OCC announced today it has received regulatory approvals to clear over-the-counter equity index options, bringing capital and operational efficiencies and enhanced customer protections to the equity derivatives marketplace.
OCC plans to launch its OTC S&P 500® equity index option clearing services in the second quarter following the completion of testing with market participants.
On January 9, 2014, the Securities and Exchange Commission approved a Securities Investor Protection Corporation rule change broadening the definition of "Standardized Options" under the Securities Investor Protection Act to include OTC options cleared by OCC. This approval enhances the protections afforded to customers in the event of a liquidation of their broker-dealer as standardized OTC options will now be subject to closeout or transfer in a SIPA proceeding.
Regulatory approvals also enable OCC to offer portfolio margining of listed and OTC positions that are held in a single account, which may result in margin offsets and lowering the overall cost of clearing. Additionally, OCC has received SEC approval for changes to its rules to reflect modifications to its margin model for longer tenor options. These options of at least three years, both listed and OTC, will be covered by enhancements to OCC's risk model in order to better reflect certain risks of longer-tenor options, strengthening risk management across the industry.
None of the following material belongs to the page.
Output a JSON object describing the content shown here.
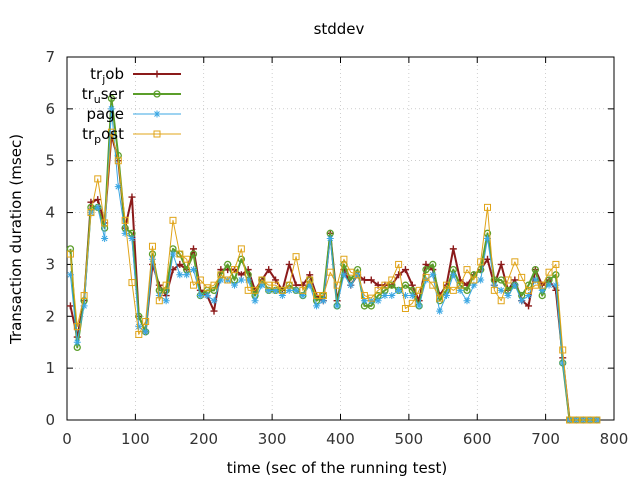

"Being the first clearing house in the United States to clear OTC equity index options is an exciting step for OCC," said Craig Donohue, Executive Chairman of OCC. "As the world's largest equity derivatives clearing house, this is a logical extension of our capabilities."
"OCC has been a leading innovator in the clearing and settlement of equity derivatives for more than 40 years," said Michael Cahill, President and CEO of OCC. "We are pleased to extend the protections of our financial guarantee and our central counterparty role to the OTC equity derivatives market."